Toutefois, d’une part la requérante ne produit aucune pièce justifiant de ses vaines tentatives pour obtenir un rendez-vous sur le site internet de la préfecture de la Loire et ne justifie pas davantage avoir vainement entrepris des démarches auprès de cette préfecture en vue d’obtenir un rendez-vous. Dans ces conditions, la condition d’utilité prévue à l’article L. 521-3 du code de justice administrative ne peut être regardée comme remplie. Par suite, les conclusions tendant à ce qu’il soit enjoint à la préfète du Rhône de lui fixer un rendez-vous doivent être rejetées.
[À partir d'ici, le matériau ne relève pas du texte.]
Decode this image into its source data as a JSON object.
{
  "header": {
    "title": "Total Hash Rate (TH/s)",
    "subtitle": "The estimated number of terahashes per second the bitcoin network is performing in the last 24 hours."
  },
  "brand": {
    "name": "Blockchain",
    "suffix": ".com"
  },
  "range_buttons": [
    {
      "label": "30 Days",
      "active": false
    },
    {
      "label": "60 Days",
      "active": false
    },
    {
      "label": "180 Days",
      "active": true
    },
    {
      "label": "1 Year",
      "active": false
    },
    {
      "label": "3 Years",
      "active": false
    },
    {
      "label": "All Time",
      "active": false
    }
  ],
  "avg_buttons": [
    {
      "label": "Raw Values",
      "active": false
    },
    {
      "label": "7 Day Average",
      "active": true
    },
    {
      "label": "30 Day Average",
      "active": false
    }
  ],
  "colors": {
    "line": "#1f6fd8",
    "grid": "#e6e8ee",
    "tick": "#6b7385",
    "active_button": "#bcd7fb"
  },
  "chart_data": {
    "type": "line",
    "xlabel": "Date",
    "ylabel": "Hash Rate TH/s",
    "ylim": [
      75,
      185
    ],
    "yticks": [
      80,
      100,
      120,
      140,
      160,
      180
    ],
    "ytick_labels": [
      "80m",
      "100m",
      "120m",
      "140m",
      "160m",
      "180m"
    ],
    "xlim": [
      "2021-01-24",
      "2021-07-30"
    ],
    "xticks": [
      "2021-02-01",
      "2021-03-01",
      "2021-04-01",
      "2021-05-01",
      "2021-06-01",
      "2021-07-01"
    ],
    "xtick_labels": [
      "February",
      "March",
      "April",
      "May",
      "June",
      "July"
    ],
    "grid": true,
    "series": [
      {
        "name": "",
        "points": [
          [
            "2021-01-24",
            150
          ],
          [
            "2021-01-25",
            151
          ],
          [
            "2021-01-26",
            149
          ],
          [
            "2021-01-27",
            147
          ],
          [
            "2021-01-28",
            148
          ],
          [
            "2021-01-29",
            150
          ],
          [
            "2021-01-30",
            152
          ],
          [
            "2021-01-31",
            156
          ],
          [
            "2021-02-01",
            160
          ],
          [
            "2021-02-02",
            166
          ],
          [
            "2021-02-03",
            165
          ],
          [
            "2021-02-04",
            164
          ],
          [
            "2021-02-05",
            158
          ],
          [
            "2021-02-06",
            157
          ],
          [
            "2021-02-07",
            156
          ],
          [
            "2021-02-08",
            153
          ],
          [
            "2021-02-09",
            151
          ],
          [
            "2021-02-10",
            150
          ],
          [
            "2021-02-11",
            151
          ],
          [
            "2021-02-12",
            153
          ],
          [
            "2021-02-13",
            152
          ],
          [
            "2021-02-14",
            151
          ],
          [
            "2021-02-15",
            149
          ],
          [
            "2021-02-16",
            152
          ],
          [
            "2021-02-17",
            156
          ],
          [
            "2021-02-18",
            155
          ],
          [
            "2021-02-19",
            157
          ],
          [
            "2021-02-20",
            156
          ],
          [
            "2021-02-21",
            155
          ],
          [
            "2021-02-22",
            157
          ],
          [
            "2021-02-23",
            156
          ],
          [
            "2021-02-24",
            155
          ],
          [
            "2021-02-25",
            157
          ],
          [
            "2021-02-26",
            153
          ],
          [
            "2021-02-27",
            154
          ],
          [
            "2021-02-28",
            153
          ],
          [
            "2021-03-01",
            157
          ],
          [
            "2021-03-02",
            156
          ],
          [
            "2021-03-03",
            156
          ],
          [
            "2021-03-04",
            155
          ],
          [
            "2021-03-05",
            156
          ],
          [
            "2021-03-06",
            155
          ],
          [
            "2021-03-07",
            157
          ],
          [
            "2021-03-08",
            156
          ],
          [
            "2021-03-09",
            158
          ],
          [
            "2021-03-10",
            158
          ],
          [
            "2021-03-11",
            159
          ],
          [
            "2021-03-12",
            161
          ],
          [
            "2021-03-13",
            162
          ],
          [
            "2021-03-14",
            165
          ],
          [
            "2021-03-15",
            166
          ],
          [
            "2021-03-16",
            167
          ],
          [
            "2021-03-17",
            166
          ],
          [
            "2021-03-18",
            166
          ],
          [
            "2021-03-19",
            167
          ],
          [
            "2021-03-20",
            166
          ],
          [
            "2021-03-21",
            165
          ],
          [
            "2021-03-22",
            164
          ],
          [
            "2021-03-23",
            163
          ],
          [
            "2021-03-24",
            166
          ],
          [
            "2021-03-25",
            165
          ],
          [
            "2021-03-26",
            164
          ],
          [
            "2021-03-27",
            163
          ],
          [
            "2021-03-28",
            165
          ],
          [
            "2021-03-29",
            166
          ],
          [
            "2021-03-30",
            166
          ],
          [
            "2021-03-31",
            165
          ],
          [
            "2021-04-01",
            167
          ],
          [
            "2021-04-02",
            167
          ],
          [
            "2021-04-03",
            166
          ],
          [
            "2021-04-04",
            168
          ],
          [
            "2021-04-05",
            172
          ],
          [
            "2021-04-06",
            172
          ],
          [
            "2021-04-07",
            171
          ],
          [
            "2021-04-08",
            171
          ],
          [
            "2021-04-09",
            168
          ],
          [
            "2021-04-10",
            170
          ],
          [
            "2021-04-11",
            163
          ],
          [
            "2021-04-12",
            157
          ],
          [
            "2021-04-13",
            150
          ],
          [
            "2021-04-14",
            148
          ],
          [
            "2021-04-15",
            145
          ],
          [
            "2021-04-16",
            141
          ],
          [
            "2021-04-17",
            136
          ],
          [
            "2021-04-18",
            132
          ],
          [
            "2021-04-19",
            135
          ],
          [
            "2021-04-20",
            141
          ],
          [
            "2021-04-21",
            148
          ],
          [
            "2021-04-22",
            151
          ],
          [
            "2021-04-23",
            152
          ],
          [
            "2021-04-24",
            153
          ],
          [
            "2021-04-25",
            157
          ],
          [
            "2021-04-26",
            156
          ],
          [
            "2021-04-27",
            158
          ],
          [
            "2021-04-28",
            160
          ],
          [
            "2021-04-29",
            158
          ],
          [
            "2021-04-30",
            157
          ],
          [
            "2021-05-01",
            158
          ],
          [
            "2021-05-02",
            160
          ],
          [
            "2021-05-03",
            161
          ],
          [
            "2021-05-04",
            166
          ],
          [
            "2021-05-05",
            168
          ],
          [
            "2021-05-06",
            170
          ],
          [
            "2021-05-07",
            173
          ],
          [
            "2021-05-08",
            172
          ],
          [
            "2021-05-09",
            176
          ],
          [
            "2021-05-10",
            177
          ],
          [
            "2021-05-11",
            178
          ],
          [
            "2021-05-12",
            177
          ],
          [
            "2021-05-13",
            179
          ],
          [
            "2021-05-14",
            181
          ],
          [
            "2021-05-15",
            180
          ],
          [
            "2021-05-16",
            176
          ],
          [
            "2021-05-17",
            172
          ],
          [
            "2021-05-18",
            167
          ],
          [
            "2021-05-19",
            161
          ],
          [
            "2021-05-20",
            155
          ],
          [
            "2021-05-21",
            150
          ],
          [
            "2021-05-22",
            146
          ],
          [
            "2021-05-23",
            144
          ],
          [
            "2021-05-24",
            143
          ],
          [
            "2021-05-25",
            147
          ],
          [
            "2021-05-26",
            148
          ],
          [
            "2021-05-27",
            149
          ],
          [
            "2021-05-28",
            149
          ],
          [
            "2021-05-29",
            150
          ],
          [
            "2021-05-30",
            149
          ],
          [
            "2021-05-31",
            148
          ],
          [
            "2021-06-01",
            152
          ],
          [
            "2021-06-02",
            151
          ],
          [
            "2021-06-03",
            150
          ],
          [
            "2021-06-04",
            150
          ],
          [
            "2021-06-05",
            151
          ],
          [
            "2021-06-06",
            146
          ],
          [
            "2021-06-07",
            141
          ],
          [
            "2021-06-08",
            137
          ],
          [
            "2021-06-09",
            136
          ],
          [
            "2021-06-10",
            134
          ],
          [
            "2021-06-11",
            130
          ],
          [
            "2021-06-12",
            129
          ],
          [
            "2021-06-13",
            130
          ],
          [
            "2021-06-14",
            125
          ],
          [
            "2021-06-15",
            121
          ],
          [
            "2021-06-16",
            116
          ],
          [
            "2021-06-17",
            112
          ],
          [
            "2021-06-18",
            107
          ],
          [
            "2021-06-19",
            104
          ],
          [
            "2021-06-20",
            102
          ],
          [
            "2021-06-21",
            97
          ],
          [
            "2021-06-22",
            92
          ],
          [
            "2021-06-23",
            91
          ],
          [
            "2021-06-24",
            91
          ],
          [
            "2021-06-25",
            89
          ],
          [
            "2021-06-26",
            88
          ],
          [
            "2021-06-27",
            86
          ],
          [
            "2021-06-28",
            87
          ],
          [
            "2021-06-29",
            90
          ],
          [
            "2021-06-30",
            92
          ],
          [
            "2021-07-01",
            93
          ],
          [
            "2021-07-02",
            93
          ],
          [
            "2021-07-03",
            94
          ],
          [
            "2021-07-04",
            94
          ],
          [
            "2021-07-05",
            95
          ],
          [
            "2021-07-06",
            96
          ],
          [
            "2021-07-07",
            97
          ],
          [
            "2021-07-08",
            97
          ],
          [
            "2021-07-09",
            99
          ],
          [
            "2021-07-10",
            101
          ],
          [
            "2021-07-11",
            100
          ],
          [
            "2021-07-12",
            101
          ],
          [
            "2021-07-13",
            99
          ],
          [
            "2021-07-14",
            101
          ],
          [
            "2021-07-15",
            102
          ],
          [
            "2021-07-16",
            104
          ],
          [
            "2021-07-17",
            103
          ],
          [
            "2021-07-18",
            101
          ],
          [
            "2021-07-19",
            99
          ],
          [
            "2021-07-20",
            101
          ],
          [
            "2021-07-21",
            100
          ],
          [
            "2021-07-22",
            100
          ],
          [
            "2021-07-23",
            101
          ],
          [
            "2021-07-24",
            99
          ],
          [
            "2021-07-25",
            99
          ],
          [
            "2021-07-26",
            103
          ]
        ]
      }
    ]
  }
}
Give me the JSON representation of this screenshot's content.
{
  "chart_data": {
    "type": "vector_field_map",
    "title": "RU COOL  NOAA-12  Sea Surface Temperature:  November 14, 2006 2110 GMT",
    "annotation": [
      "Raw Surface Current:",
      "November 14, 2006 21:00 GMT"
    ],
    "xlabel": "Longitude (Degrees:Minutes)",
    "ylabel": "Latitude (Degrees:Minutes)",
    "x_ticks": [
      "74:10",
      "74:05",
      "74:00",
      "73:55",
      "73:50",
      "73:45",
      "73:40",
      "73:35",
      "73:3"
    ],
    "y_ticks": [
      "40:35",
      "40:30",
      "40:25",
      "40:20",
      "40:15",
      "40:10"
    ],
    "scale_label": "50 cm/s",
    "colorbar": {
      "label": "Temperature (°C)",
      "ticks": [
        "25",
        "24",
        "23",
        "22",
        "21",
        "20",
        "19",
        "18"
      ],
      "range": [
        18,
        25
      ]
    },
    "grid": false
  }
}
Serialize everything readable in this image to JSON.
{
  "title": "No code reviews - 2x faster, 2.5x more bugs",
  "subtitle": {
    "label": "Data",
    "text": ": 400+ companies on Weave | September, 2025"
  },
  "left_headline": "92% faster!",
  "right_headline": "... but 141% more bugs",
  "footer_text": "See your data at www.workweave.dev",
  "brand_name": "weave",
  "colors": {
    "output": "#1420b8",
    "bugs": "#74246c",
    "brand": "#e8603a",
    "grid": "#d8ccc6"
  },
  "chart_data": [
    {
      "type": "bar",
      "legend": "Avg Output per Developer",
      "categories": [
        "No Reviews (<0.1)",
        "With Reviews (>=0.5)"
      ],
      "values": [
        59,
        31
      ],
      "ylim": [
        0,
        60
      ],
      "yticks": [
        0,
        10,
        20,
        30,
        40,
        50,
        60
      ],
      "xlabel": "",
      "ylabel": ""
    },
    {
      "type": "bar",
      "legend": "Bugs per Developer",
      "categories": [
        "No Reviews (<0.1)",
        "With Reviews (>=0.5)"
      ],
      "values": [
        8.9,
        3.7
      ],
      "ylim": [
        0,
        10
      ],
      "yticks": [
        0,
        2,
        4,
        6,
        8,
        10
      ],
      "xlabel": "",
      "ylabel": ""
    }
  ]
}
D’autre part, aucun rendez-vous ne lui ayant pour l’heure été accordé, Mme A... n’a pu effectivement déposer sa demande en préfecture. Or, en l’absence de toute demande de titre de séjour régulièrement déposée, un étranger ne peut se prévaloir d’un droit à obtenir la délivrance, selon les cas, du récépissé prévu par l’article R. 431-12 du code de l’entrée et du séjour des étrangers et du droit d’asile ou de l’attestation de prolongation de l’instruction prévue par l’article R. 431-15-1 du même code. Ainsi, les conclusions de la requérante tendant à ce que le juge des référés du tribunal enjoigne à la préfète du Rhône de lui délivrer un récépissé ou une autorisation provisoire de séjour ne peuvent qu’être rejetées

Il résulte de tout ce qui précède que la requête de Mme A... doit être rejetée.


O R D O N N E :


Article 1er : La requête de Mme A... est rejetée.

Article 2 : La présente ordonnance sera notifiée à Mme B... A....


Fait à Lyon, le 15 janvier 2026.


La juge des référés,





P. Dèche



La République mande et ordonne à la préfète de la Loire, en ce qui la concerne ou à tous commissaires de justice à ce requis en ce qui concerne les voies de droit commun contre les parties privées de pourvoir à l’exécution de la présente décision.